“Penso che le modifiche che verranno introdotte non favoriranno il rientro degli italiani all’estero (‘cervelli’ lo trovo un termine antipaticissimo). Considerando che già ora è difficile riuscire a trovare un lavoro in Italia con una RAL che giustifichi il ritorno in patria”, dice Walter, 29 anni, da Parigi. “Tuttavia per alcuni ruoli si riusciva a compensare quel gap proprio grazie alle agevolazioni fiscali. Parlando con altri amici italiani che vivono e lavorano all’estero mi sembra di capire che molti non hanno intenzione di tornare, non solo a causa delle retribuzioni, ma anche per via degli ambienti di lavoro tossici che spesso ti rovinano la salute. Io personalmente a meno di trent’anni ho un lavoro come quadro full remote, 40 giorni di ferie all’anno, rimborso 100% delle utenze per internet e 50% dell’abbonamento per i mezzi pubblici. Non sarei mai tornato in Italia per guadagnare di meno e lavorare di più con le agevolazioni fino al 90% al Sud; figuriamoci ora”.
Non solo Walter: sono migliaia gli italiani e le italiane all’estero che avevano intenzione di tornare a breve in Italia e che hanno espresso profonda preoccupazione per le nuove norme. Sono nati così gruppi WhatsApp come Rientro Italia o Domande su casi specifici, a cui, in pochi giorni, si sono iscritte più di duemila persone. Giovani, coppie, famiglie: tutte persone diverse accomunate dalla volontà di lasciare il Paese alla ricerca di un futuro migliore all’estero. Le loro istanze sono confluite anche in una petizione, che ad oggi ha raccolto oltre 7.500 firme.

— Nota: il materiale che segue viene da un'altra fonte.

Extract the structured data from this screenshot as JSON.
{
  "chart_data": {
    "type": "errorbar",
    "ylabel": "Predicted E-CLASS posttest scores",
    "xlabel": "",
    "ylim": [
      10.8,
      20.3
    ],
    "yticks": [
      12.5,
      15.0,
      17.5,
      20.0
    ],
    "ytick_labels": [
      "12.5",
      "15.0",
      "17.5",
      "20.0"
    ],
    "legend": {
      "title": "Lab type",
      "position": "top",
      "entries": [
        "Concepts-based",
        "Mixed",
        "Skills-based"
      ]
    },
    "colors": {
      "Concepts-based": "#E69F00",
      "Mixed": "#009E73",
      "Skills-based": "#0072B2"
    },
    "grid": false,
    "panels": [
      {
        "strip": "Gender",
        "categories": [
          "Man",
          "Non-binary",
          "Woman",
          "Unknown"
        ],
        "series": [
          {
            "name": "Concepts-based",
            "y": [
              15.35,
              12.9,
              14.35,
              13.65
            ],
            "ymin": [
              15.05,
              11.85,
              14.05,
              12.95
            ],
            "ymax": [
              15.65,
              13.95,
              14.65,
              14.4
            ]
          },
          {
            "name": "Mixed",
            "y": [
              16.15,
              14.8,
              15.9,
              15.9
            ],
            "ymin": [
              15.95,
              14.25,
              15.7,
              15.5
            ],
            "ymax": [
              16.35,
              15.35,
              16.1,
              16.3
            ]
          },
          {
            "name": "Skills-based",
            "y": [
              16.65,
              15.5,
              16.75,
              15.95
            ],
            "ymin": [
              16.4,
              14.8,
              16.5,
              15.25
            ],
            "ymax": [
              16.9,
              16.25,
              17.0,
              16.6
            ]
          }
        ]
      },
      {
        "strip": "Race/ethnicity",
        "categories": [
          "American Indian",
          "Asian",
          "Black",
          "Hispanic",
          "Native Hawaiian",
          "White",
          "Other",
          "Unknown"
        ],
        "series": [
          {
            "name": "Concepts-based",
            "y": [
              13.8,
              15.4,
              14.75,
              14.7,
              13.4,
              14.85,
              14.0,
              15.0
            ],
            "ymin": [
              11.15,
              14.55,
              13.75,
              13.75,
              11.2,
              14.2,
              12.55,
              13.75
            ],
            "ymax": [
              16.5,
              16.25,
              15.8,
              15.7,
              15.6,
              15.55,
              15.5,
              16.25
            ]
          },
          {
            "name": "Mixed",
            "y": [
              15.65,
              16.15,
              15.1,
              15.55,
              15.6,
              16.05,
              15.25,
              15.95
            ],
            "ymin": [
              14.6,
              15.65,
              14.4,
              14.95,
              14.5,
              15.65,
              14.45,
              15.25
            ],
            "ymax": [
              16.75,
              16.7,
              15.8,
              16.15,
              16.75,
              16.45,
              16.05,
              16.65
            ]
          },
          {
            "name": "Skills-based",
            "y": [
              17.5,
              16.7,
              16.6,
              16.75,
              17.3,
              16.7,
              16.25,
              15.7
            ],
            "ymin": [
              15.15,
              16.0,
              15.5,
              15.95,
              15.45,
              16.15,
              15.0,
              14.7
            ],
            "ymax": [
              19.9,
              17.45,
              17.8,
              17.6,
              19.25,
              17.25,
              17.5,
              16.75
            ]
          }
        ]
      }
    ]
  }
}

Anche il Presidente della Repubblica Sergio Mattarella, il 30 ottobre scorso, in occasione dell’incontro con AIRC per “I giorni della ricerca” al Quirinale, ha sottolineato la drammaticità del fenomeno.
“I nostri giovani ricercatori sono bravi. […] Rappresentano un orgoglio per il nostro Paese, oltre che un motore per l’Europa. Purtroppo sappiamo che le nostre risorse globalmente destinate alla ricerca scientifica sono limitate rispetto agli standard che dovremmo raggiungere. Constatiamo anche – ha aggiunto – che tanti giovani vanno all’estero e vi rimangono, non perché non amerebbero lavorare in Italia, ma perché da noi talune condizioni, economiche e professionali, sono poco aperte, meno competitive.”
I dati ISTAT confermano che la composizione degli expat è costituita soprattutto da giovani molto formati: “Un emigrato italiano su tre ha un’età compresa tra 25 e 34 anni: in totale 31.000, di cui oltre 14.000 hanno una laurea o un titolo superiore alla laurea”.
Inoltre, il saldo migratorio dei laureati (ovvero la differenza tra espatriati e rimpatriati) è molto negativo, a testimonianza del fatto che la maggior parte degli expat non torna. Nel corso del decennio 2012-2021, infatti, sono stati 120.000 gli italiani con una laurea andati all’estero, mentre i laureati tornati in Italia sono stati poco più di 41.000: “La differenza tra i rimpatri e gli espatri dei giovani laureati è costantemente negativa e restituisce una perdita complessiva per l’intero periodo di oltre 79.000 giovani laureati”.